In my own readings of literature and practical explorations of this concept, it seems that eudaimonia is a constructive, helpful quality that develops when we realize our highest potentials and apply them in a self-agreeable, expressive manner. It might be compared to a life lived in a constant “Zen Moment”. Such a state of being is acting on purpose without thinking of the purpose nor feeling self-conscious about one’s purpose or actions. Eudaimonia can be approached through mindfulness meditation.
One goes about tasks and challenges in a calm, imperturbable manner. Eudaimonia is not materialistic nor anti-materialistic. It goes beyond materialism by using things as personal tools to attain helpful outcomes that benefit oneself and others. This explanation is merely an approximation, because like many mind-states, eudaimonia is best defined by actually experiencing it. As someone who probably has not attained eudaimonia, I do not have a firm grasp upon it–it’s merely an intellectual concept in my mind.

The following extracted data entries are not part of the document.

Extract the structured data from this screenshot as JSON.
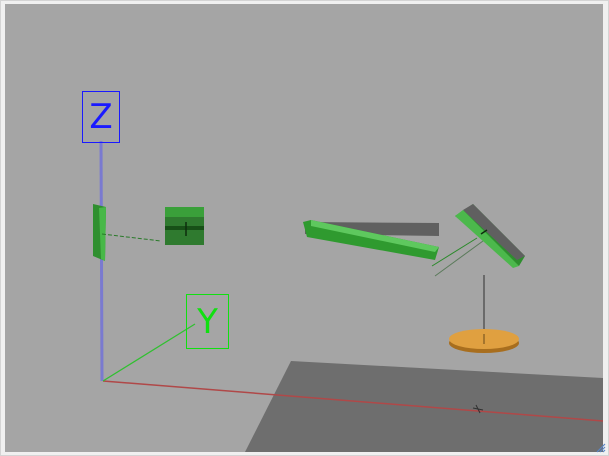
{
  "viewport": {
    "background": "#a5a5a5",
    "axes": {
      "z": {
        "label": "Z",
        "color": "#1a1aff"
      },
      "y": {
        "label": "Y",
        "color": "#10e010"
      },
      "x": {
        "color": "#b04040"
      }
    },
    "objects": [
      "left-link",
      "green-cube",
      "long-arm",
      "end-effector",
      "orange-disc",
      "ground-plane"
    ],
    "colors": {
      "link": "#2f9a2f",
      "gray_bar": "#5a5a5a",
      "disc": "#e0a040",
      "ground": "#6e6e6e"
    }
  },
  "controls": {
    "resize_grip_icon": "resize-grip-icon"
  }
}
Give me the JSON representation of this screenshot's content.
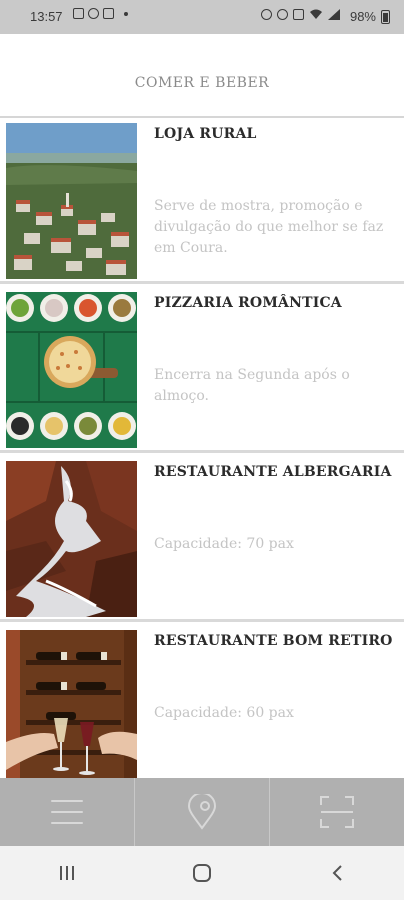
{
  "status_bar": {
    "time": "13:57",
    "battery": "98%",
    "left_icons": [
      "gallery-icon",
      "whatsapp-icon",
      "media-icon"
    ],
    "right_icons": [
      "alarm-icon",
      "clock-icon",
      "bluetooth-icon",
      "wifi-icon",
      "signal-icon"
    ]
  },
  "header": {
    "title": "COMER E BEBER"
  },
  "items": [
    {
      "title": "LOJA RURAL",
      "description": "Serve de mostra, promoção e divulgação do que melhor se faz em Coura.",
      "image": "village-landscape"
    },
    {
      "title": "PIZZARIA ROMÂNTICA",
      "description": "Encerra na Segunda após o almoço.",
      "image": "pizza-table"
    },
    {
      "title": "RESTAURANTE ALBERGARIA",
      "description": "Capacidade: 70 pax",
      "image": "waterfall"
    },
    {
      "title": "RESTAURANTE BOM RETIRO",
      "description": "Capacidade: 60 pax",
      "image": "wine-glasses"
    }
  ],
  "tabbar": {
    "tabs": [
      {
        "icon": "menu-icon"
      },
      {
        "icon": "map-pin-icon"
      },
      {
        "icon": "scan-icon"
      }
    ]
  },
  "navbar": {
    "buttons": [
      "recent-apps-icon",
      "home-icon",
      "back-icon"
    ]
  },
  "colors": {
    "tabbar": "#b0b0b0",
    "status_bar": "#c9c9c9",
    "title": "#2b2b2b",
    "description": "#c4c4c4"
  }
}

I phoned to touch base with Edward last night with the purpose of asking about his progress towards deepening his understanding of eudaimonia. He said that it is very important to know who he really is–deep inside. Through his meditations, eudaimonia in his experience, is contemplating upon his core beliefs while owning up to his character, personal strengths, qualities, and weaknesses. This awareness is then applied in a mindful manner without indulging in angst or struggle. With persistance and committed effort towards living his best life as his best self, Edward feels that he understands the concept much better.
After finishing last night’s conversation, I concluded that Edward is closer to achieving eudaimonia than he is willing to admit. He is a big believer in social and individual justice. He has the guts to stand up for goodness and honor. He has retained the temperance that he practiced as a priest. Most importantly, Edward is all about prudence and practical wisdom. His pursuit of knowledge and wisdom is unstoppable. It seems to me that Edward is flourishing in life.
The Blue Jay of Happiness quotes Northern Irish poet and writer, Michael Foley. “It is not possible to be original by trying to be original–those who attempt this in the arts will be merely avant-garde. Originality is the product of an impulse so intense and overwhelming that it bursts the conventions and produces something new–again more by accident than design.”